Ogni anno in Italia vengono trattate 421.344 tonnellate di Raee, di cui tre quarti costituite da rifiuti domestici e un quarto da professionali. Lo studio indaga l’impatto ambientale ed economico del fenomeno della 'cannibalizzazione', ossia la sottrazione di intere apparecchiature o delle loro parti con maggior valore economico, come compressori, motori, cavi, schede elettroniche ed altra componentistica.  

"Un fenomeno - sottolinea Assoraee - che in alcuni casi inibisce lo stesso riciclo del rifiuto e che rischia di compromettere il raggiungimento degli obiettivi fissati dalle normative nazionali e comunitarie per quanto riguarda la gestione dei rifiuti da apparecchiature elettriche ed elettroniche. Le componenti sottratte vanno solitamente ad alimentare un circuito parallelo e illegale di rivendita sul mercato".  

A livello europeo, secondo i dati dell’Associazione Eera (che rappresenta i 30 maggiori riciclatori del Continente), il totale delle perdite generate dalla cannibalizzazione ammonta a circa 170 milioni di euro all’anno. In Italia, secondo lo studio dell’Associazione, si superano i 14 milioni di euro, con oltre 19mila tonnellate di componenti sottratti.  

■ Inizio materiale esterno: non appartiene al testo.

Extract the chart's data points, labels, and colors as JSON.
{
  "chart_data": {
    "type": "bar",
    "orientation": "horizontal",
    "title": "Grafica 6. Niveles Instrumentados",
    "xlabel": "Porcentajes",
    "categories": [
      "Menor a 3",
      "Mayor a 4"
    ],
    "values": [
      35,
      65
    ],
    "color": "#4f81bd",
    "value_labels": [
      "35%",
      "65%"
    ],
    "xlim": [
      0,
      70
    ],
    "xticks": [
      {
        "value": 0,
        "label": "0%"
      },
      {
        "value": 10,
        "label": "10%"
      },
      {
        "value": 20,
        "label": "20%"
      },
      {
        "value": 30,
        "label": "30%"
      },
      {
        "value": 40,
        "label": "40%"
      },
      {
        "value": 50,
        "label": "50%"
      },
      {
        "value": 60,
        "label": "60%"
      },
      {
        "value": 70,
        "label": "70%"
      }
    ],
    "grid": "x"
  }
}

"Per arginare il dilagante fenomeno della cannibalizzazione dei Raee, che produce evidenti danni alla comunità e agli operatori del riciclo - afferma Giuseppe Piardi, presidente Assoraee - è necessario muoversi in quattro direzioni: identificare buone pratiche operative che preservino la qualità del materiale raccolto; rendere lo standard europeo per la raccolta vincolante per i centri di raccolta al fine di controllare maggiormente la qualità del materiale; prevedere meccanismi di compensazione economica (anche basati su decurtazioni dei premi di efficienza) tramite un fondo finalizzato al riequilibrio degli effetti economici derivanti dalla cannibalizzazione; promuovere ed incentivare il canale di raccolta della distribuzione che garantisce un materiale in ingresso agli impianti di trattamento in genere meno cannibalizzato".